Car madame de Champlain se voit confinée à rester en place malgré son désir de reprendre la traversée de l'Atlantique vers la Nouvelle-France... et l'amour de sa vie. Cette féministe avant la lettre se battra jour après jour, passionnément, pour réaliser son rêve. Mais aussi contre ses démons. Elle ira même jusqu'à conclure un pacte avec elle-même, se promettant de prendre le voile en échange de retrouvailles avec son fils illégitime, fruit de sa liaison avec Ludovic. Imaginons un peu, elle, femme rebelle pour l'époque, donner sa vie à Dieu...
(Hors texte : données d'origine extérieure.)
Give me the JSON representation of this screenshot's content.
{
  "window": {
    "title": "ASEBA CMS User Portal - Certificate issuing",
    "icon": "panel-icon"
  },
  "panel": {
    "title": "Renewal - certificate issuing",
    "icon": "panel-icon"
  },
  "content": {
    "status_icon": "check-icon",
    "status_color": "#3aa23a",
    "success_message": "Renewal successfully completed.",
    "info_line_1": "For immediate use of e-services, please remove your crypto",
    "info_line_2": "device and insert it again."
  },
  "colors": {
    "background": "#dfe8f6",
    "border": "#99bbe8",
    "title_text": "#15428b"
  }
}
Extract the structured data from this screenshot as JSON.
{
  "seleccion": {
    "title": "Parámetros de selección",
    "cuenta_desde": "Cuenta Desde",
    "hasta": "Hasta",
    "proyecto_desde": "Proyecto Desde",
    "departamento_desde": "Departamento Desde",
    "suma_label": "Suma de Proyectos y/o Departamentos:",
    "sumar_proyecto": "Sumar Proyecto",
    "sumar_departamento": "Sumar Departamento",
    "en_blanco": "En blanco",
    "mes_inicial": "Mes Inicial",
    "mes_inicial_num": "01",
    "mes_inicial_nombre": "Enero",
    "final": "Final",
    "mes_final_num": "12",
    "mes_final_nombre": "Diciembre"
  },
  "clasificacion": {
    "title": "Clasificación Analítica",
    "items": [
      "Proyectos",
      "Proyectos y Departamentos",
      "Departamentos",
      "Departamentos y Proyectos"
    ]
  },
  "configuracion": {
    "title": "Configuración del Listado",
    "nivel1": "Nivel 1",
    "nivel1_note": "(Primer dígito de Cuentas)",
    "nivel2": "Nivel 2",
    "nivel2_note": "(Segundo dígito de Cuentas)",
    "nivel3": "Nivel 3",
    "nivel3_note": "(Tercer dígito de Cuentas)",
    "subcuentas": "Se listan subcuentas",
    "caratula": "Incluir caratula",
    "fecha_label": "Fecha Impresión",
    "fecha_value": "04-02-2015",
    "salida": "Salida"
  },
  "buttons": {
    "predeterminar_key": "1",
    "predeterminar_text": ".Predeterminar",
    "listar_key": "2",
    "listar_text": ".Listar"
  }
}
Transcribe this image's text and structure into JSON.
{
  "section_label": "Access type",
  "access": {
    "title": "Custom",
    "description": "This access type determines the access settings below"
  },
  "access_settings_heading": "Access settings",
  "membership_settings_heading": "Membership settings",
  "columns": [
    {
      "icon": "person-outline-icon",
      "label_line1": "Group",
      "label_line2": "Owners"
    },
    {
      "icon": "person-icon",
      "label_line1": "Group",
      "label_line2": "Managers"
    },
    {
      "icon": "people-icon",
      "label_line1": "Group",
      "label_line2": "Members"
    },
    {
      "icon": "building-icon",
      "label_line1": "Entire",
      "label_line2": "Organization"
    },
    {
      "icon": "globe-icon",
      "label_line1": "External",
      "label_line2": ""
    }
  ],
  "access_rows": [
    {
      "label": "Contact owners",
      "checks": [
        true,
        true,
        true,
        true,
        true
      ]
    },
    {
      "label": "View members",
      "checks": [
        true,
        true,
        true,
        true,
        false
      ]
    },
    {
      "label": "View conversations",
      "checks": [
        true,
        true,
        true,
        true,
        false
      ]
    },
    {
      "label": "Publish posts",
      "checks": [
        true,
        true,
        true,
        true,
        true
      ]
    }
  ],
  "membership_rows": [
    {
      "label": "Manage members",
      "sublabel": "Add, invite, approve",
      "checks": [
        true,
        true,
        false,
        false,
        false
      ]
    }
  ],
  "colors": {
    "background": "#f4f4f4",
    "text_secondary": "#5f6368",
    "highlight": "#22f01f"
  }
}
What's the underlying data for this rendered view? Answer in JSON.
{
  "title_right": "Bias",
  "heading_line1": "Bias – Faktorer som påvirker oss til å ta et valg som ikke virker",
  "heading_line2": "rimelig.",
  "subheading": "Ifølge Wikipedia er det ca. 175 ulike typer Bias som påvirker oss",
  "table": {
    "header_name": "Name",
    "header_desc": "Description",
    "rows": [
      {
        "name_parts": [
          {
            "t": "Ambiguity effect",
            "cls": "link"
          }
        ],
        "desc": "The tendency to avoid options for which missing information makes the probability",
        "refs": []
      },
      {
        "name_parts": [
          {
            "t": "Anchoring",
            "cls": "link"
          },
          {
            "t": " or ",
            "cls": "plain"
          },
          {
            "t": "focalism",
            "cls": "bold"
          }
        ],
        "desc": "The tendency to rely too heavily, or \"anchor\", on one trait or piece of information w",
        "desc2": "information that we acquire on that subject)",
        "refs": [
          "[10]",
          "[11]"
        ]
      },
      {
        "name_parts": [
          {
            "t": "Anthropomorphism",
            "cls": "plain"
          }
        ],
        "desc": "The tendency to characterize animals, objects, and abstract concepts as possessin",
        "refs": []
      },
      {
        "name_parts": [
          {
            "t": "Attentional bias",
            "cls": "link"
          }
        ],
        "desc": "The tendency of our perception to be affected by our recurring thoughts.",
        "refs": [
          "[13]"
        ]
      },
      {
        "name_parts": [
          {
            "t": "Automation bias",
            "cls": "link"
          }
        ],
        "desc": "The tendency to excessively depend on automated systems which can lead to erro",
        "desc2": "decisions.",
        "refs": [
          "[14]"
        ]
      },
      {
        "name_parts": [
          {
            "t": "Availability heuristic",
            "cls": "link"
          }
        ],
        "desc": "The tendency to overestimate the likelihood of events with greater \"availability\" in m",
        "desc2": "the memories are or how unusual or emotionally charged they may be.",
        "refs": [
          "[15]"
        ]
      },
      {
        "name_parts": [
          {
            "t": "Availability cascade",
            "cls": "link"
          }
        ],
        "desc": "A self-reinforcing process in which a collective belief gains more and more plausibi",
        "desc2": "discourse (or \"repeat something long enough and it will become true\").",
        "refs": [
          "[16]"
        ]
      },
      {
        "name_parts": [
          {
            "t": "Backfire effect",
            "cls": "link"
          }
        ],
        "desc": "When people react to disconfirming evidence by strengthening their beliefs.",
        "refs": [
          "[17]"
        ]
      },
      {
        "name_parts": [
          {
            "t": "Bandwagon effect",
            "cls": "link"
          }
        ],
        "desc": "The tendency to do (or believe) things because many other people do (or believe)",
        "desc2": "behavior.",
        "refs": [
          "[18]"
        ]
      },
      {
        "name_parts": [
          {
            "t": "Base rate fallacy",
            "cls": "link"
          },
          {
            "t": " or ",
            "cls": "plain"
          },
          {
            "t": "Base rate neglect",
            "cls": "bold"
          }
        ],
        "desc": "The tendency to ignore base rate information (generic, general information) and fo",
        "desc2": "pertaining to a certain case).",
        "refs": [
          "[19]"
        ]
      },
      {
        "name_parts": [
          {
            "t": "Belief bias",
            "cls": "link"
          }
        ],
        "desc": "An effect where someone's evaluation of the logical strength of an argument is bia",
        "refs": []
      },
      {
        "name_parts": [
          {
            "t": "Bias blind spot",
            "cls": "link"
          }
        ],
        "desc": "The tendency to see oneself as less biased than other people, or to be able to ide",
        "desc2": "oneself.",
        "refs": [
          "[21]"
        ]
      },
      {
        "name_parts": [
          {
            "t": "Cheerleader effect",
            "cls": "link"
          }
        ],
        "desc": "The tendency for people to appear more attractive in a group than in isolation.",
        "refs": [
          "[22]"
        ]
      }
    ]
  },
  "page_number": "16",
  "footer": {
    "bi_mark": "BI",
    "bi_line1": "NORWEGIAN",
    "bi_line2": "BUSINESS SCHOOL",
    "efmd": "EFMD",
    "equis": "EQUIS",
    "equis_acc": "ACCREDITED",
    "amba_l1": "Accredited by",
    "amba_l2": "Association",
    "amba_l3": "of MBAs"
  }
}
Dans ce deuxième tome, les Anglais finissent par arriver dans le décor des rives du Saint-Laurent et le roi de France, qui a d'autres chats politiques à fouetter, prêtera une oreille un peu moins attentive aux requêtes de Samuel de Champlain pour la lointaine colonie. Aussi, les dernières pages du livre voient surgir, coup sur coup, une série de coïncidences qui étonnent quelque peu pour être ainsi réunies. Par chance, cela n'empêche en rien ce roman historique d'être de très intéressante et enrichissante lecture.